Wie nennt man die Servicetechniker von Restclean eigentlich? Saubermänner? Warum nicht. Schliesslich ist ihre Arbeitskleidung so weiss wie frisch gefallener Schnee.

«Eine Toilette wird nach wie vor unterschätzt»

Roger Mäder ist seit 2013 Mitinhaber und Geschäftsführer der 2011 gegründeten Restclean. Während Gründer Priskus A. Theiler der «Daniel Düsentrieb» des Unternehmens ist, kümmert sich Roger Mäder um die strategische und operative Führung des erfolgreichen Unternehmens. Wir sprachen mit ihm über den Alltag bei Restclean.

Roger Mäder, wie viele Sanitäranlagen spülen Sie jährlich im Schnitt durch?
Roger Mäder: In Privathaushalten sind es rund 5000, in öffentlichen Gebäuden und Firmen rund 10 000. Dafür sind 18 Servicetechniker in der ganzen Schweiz unterwegs – vom Berner Oberland bis zum Bodensee, starten und beenden ihren Arbeitstag in ihrer Heimbasis. In Basel und Bern unterhalten wir zudem zwei Filialen und im waadtländischen Villeneuve einen Partnerbetrieb. Die Servicetechniker erhalten ihre Aufträge direkt via APP auf ihr Smartphone. Die benötigten Ersatzteile erhalten sie per Post nach Hause.

Wie werden beispielsweise öffentliche Betriebe auf Ihre Dienstleistung aufmerksam?
Wir sind Mitglied in allen regionalen und den beiden nationalen Hausmeisterverbänden und informieren regelmässig auf Messen über unser Angebot. Darüber hinaus bieten wir dem Technischen Dienst einer Gemeinde oder einem Unternehmen eine kostenlose Servicevorführung an.
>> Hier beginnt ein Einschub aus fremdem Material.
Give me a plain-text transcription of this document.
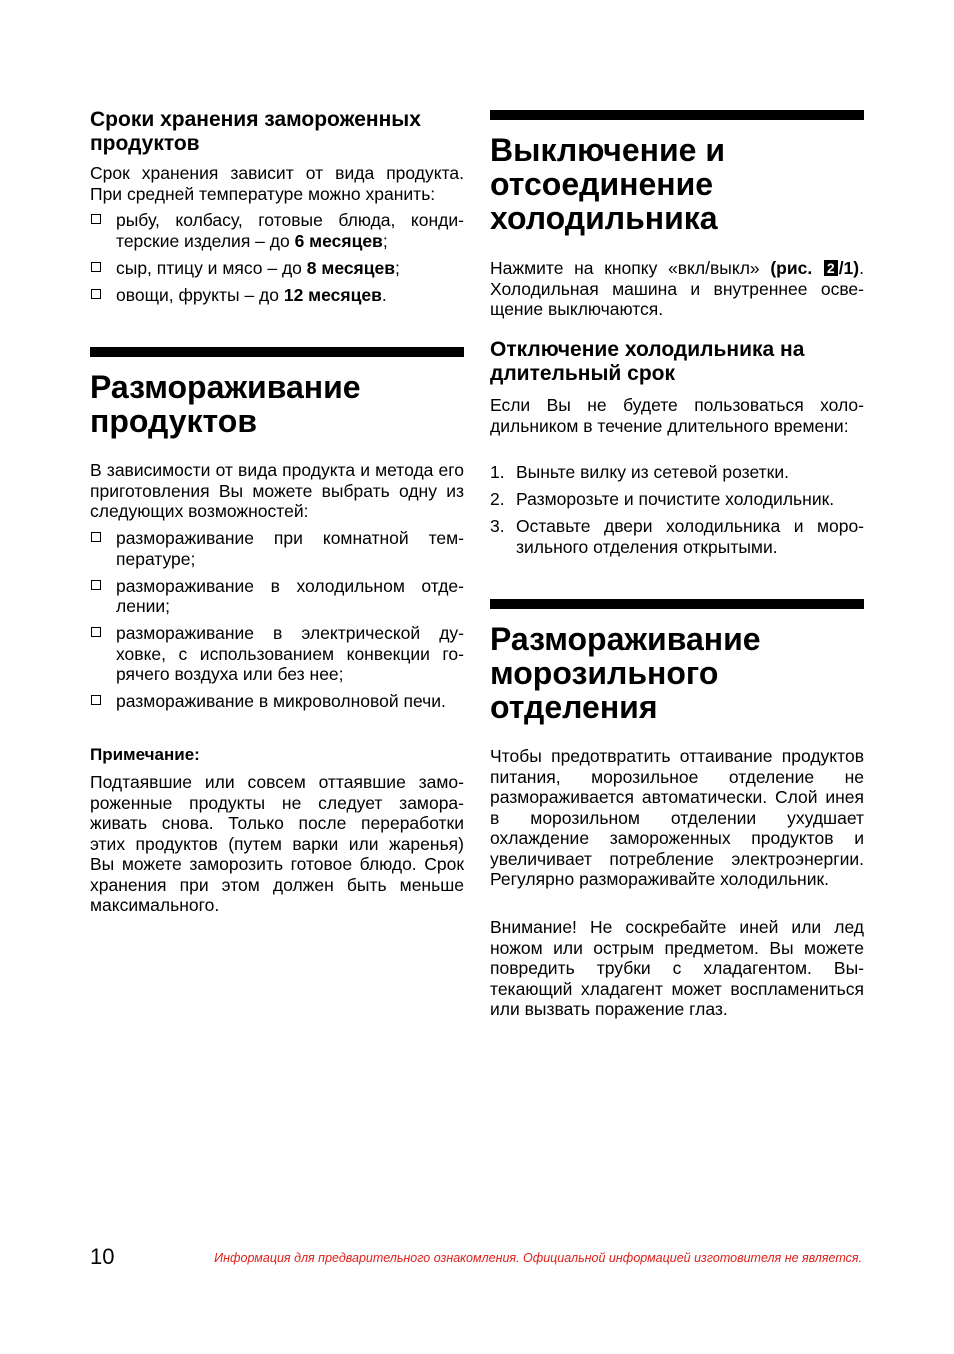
Сроки хранения замороженных продуктов

Срок хранения зависит от вида продукта. При средней температуре можно хранить:

рыбу, колбасу, готовые блюда, кондитерские изделия – до 6 месяцев;
сыр, птицу и мясо – до 8 месяцев;
овощи, фрукты – до 12 месяцев.
Размораживание продуктов

В зависимости от вида продукта и метода его приготовления Вы можете выбрать одну из следующих возможностей:

размораживание при комнатной температуре;
размораживание в холодильном отделении;
размораживание в электрической духовке, с использованием конвекции горячего воздуха или без нее;
размораживание в микроволновой печи.

Примечание:

Подтаявшие или совсем оттаявшие замороженные продукты не следует замораживать снова. Только после переработки этих продуктов (путем варки или жаренья) Вы можете заморозить готовое блюдо. Срок хранения при этом должен быть меньше максимального.

Выключение и отсоединение холодильника

Нажмите на кнопку «вкл/выкл» (рис. 2 /1). Холодильная машина и внутреннее освещение выключаются.

Отключение холодильника на длительный срок

Если Вы не будете пользоваться холодильником в течение длительного времени:

1. Выньте вилку из сетевой розетки.
2. Разморозьте и почистите холодильник.
3. Оставьте двери холодильника и морозильного отделения открытыми.
Размораживание морозильного отделения

Чтобы предотвратить оттаивание продуктов питания, морозильное отделение не размораживается автоматически. Слой инея в морозильном отделении ухудшает охлаждение замороженных продуктов и увеличивает потребление электроэнергии. Регулярно размораживайте холодильник.

Внимание! Не соскребайте иней или лед ножом или острым предметом. Вы можете повредить трубки с хладагентом. Вытекающий хладагент может воспламениться или вызвать поражение глаз.

10	Информация для предварительного ознакомления. Официальной информацией изготовителя не является.
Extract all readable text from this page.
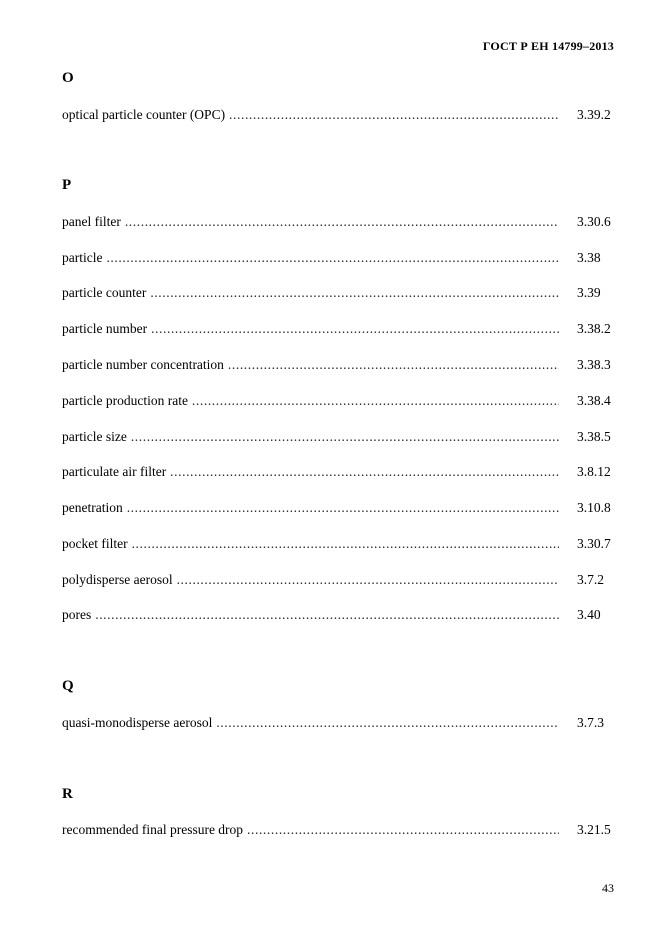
ГОСТ Р ЕН 14799–2013
O
optical particle counter (OPC) .....	3.39.2
P
panel filter .....	3.30.6
particle .....	3.38
particle counter .....	3.39
particle number .....	3.38.2
particle number concentration .....	3.38.3
particle production rate .....	3.38.4
particle size .....	3.38.5
particulate air filter .....	3.8.12
penetration .....	3.10.8
pocket filter .....	3.30.7
polydisperse aerosol .....	3.7.2
pores .....	3.40
Q
quasi-monodisperse aerosol .....	3.7.3
R
recommended final pressure drop .....	3.21.5
43
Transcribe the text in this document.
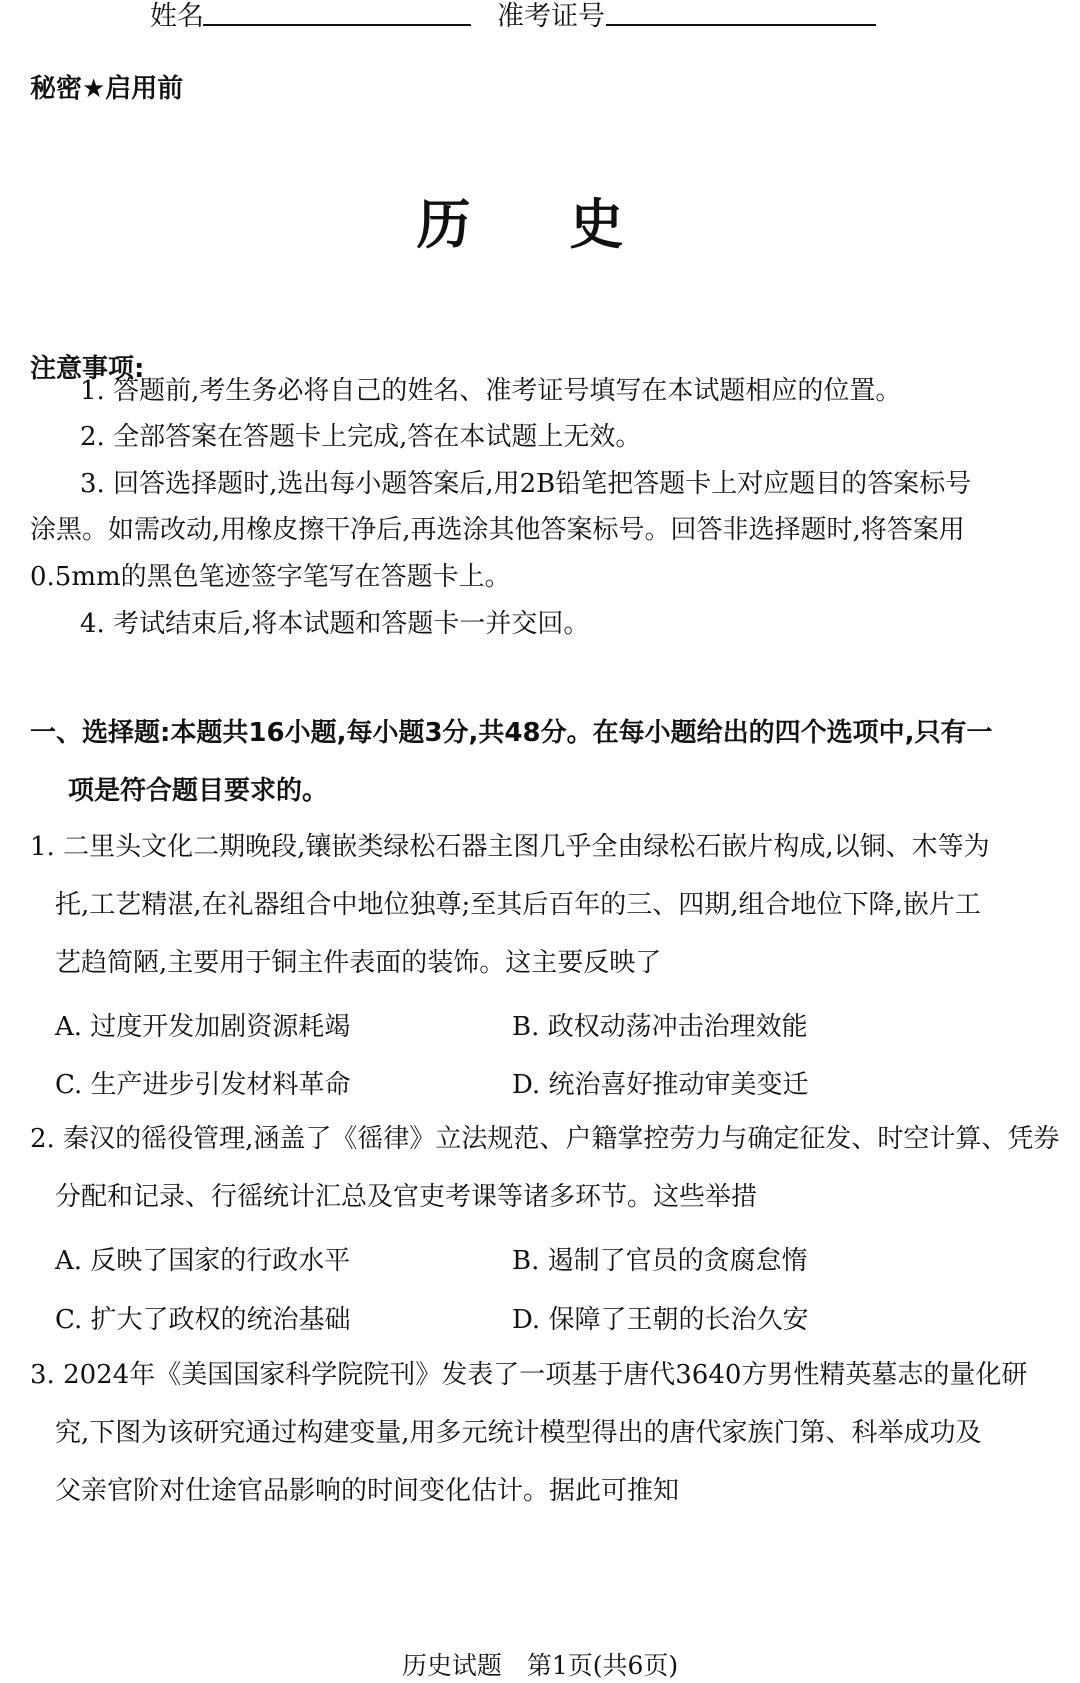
姓名	准考证号
秘密★启用前
历 史
注意事项:
1. 答题前,考生务必将自己的姓名、准考证号填写在本试题相应的位置。
2. 全部答案在答题卡上完成,答在本试题上无效。
3. 回答选择题时,选出每小题答案后,用2B铅笔把答题卡上对应题目的答案标号
涂黑。如需改动,用橡皮擦干净后,再选涂其他答案标号。回答非选择题时,将答案用
0.5mm的黑色笔迹签字笔写在答题卡上。
4. 考试结束后,将本试题和答题卡一并交回。
一、选择题:本题共16小题,每小题3分,共48分。在每小题给出的四个选项中,只有一
项是符合题目要求的。
1. 二里头文化二期晚段,镶嵌类绿松石器主图几乎全由绿松石嵌片构成,以铜、木等为
托,工艺精湛,在礼器组合中地位独尊;至其后百年的三、四期,组合地位下降,嵌片工
艺趋简陋,主要用于铜主件表面的装饰。这主要反映了
A. 过度开发加剧资源耗竭	B. 政权动荡冲击治理效能
C. 生产进步引发材料革命	D. 统治喜好推动审美变迁
2. 秦汉的徭役管理,涵盖了《徭律》立法规范、户籍掌控劳力与确定征发、时空计算、凭券
分配和记录、行徭统计汇总及官吏考课等诸多环节。这些举措
A. 反映了国家的行政水平	B. 遏制了官员的贪腐怠惰
C. 扩大了政权的统治基础	D. 保障了王朝的长治久安
3. 2024年《美国国家科学院院刊》发表了一项基于唐代3640方男性精英墓志的量化研
究,下图为该研究通过构建变量,用多元统计模型得出的唐代家族门第、科举成功及
父亲官阶对仕途官品影响的时间变化估计。据此可推知
历史试题　第1页(共6页)
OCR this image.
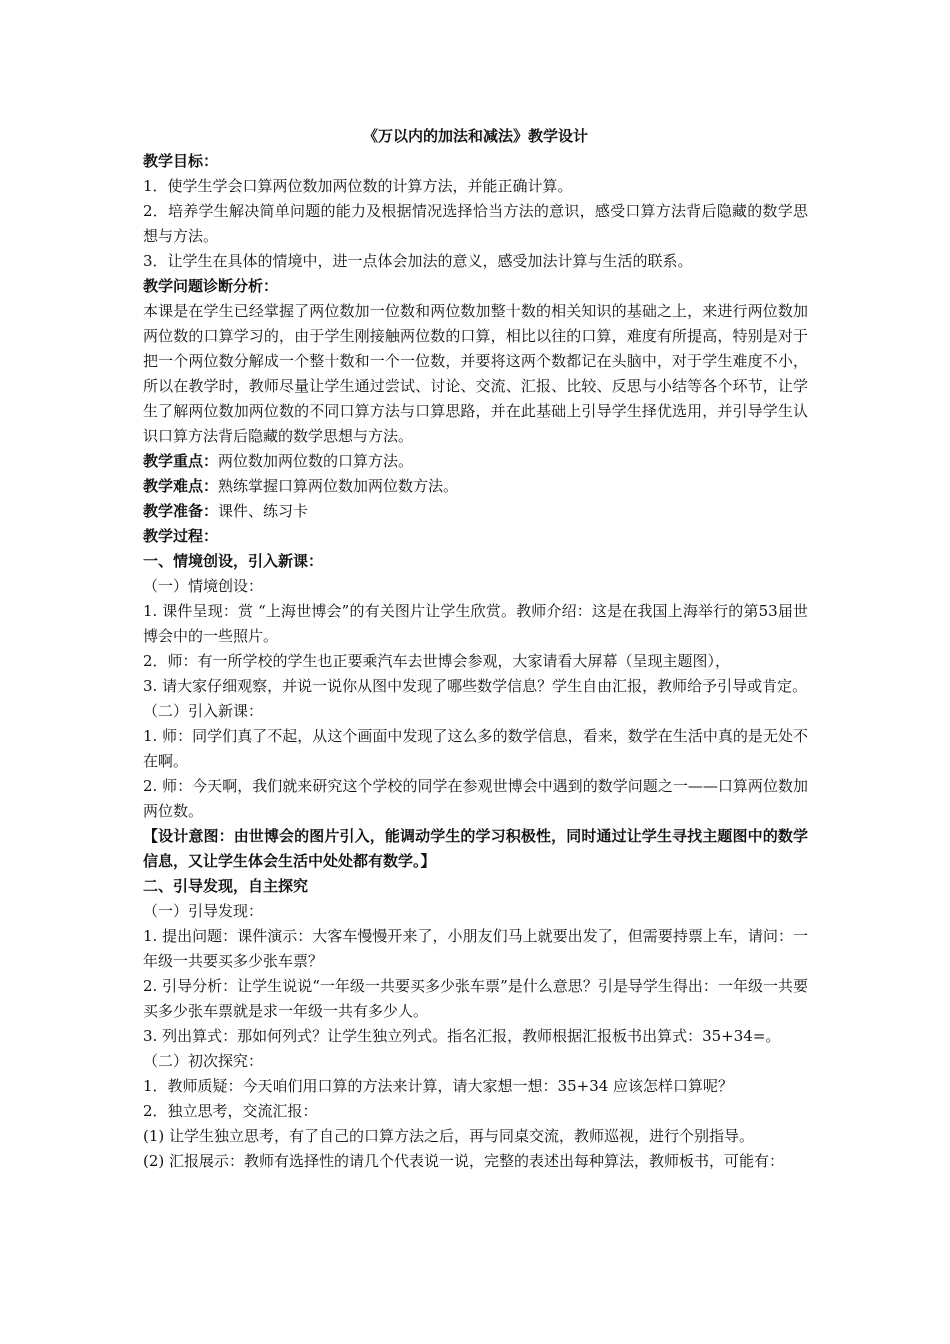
《万以内的加法和减法》教学设计

教学目标：

1．使学生学会口算两位数加两位数的计算方法，并能正确计算。

2．培养学生解决简单问题的能力及根据情况选择恰当方法的意识，感受口算方法背后隐藏的数学思想与方法。

3．让学生在具体的情境中，进一点体会加法的意义，感受加法计算与生活的联系。

教学问题诊断分析：

本课是在学生已经掌握了两位数加一位数和两位数加整十数的相关知识的基础之上，来进行两位数加两位数的口算学习的，由于学生刚接触两位数的口算，相比以往的口算，难度有所提高，特别是对于把一个两位数分解成一个整十数和一个一位数，并要将这两个数都记在头脑中，对于学生难度不小，所以在教学时，教师尽量让学生通过尝试、讨论、交流、汇报、比较、反思与小结等各个环节，让学生了解两位数加两位数的不同口算方法与口算思路，并在此基础上引导学生择优选用，并引导学生认识口算方法背后隐藏的数学思想与方法。

教学重点：两位数加两位数的口算方法。

教学难点：熟练掌握口算两位数加两位数方法。

教学准备：课件、练习卡

教学过程：

一、情境创设，引入新课：

（一）情境创设：

1. 课件呈现：赏 “上海世博会”的有关图片让学生欣赏。教师介绍：这是在我国上海举行的第53届世博会中的一些照片。

2．师：有一所学校的学生也正要乘汽车去世博会参观，大家请看大屏幕（呈现主题图），

3. 请大家仔细观察，并说一说你从图中发现了哪些数学信息？学生自由汇报，教师给予引导或肯定。

（二）引入新课：

1. 师：同学们真了不起，从这个画面中发现了这么多的数学信息，看来，数学在生活中真的是无处不在啊。

2. 师：今天啊，我们就来研究这个学校的同学在参观世博会中遇到的数学问题之一——口算两位数加两位数。

【设计意图：由世博会的图片引入，能调动学生的学习积极性，同时通过让学生寻找主题图中的数学信息，又让学生体会生活中处处都有数学。】

二、引导发现，自主探究

（一）引导发现：

1. 提出问题：课件演示：大客车慢慢开来了，小朋友们马上就要出发了，但需要持票上车，请问：一年级一共要买多少张车票？

2. 引导分析：让学生说说“一年级一共要买多少张车票”是什么意思？引是导学生得出：一年级一共要买多少张车票就是求一年级一共有多少人。

3. 列出算式：那如何列式？让学生独立列式。指名汇报，教师根据汇报板书出算式：35+34=。

（二）初次探究：

1．教师质疑：今天咱们用口算的方法来计算，请大家想一想：35+34 应该怎样口算呢？

2．独立思考，交流汇报：

(1) 让学生独立思考，有了自己的口算方法之后，再与同桌交流，教师巡视，进行个别指导。

(2) 汇报展示：教师有选择性的请几个代表说一说，完整的表述出每种算法，教师板书，可能有：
Geht Ihr Angebot über die klassischen Sanitäranlagen hinaus?
Wir entkalken nicht nur WC-Anlagen und Urinale, sondern auch Ausgüsse. Das gesamte Spülsystem ist so konzipiert, dass es sich selbst reinigt. Mit der Zeit verkalken die Spülkanäle und der Wasserfluss wird verlangsamt. Die Spülkraft lässt nach, Toilettenschüssel, Urinal und Ausguss werden nicht mehr sauber.

Sind die Geräte, Hilfsmittel und Reinigungslösungen Eigenentwicklungen von Restclean?
Ja, wir haben alle Hilfsmittel, Geräte und einen Großteil der Werkzeuge selbst entwickelt. Die regelmässige Wartung und fachgerechte Reparatur von Spülsystemen ist in der Branche noch nicht verbreitet. Eine Toilette wird in ihrer Komplexität immer noch unterschätzt. Gerade deshalb führen wir ein grosses Ersatzteillager, um unsere Kunden schnell und unkompliziert bedienen zu können. Unser Sortiment ist in unserem Online-Shop unter www.restclean.shop sicht- und bestellbar. Mit Hilfe eines KI-Tools (Bilderkennung) ist es zudem möglich, das passende Ersatzteil zu finden.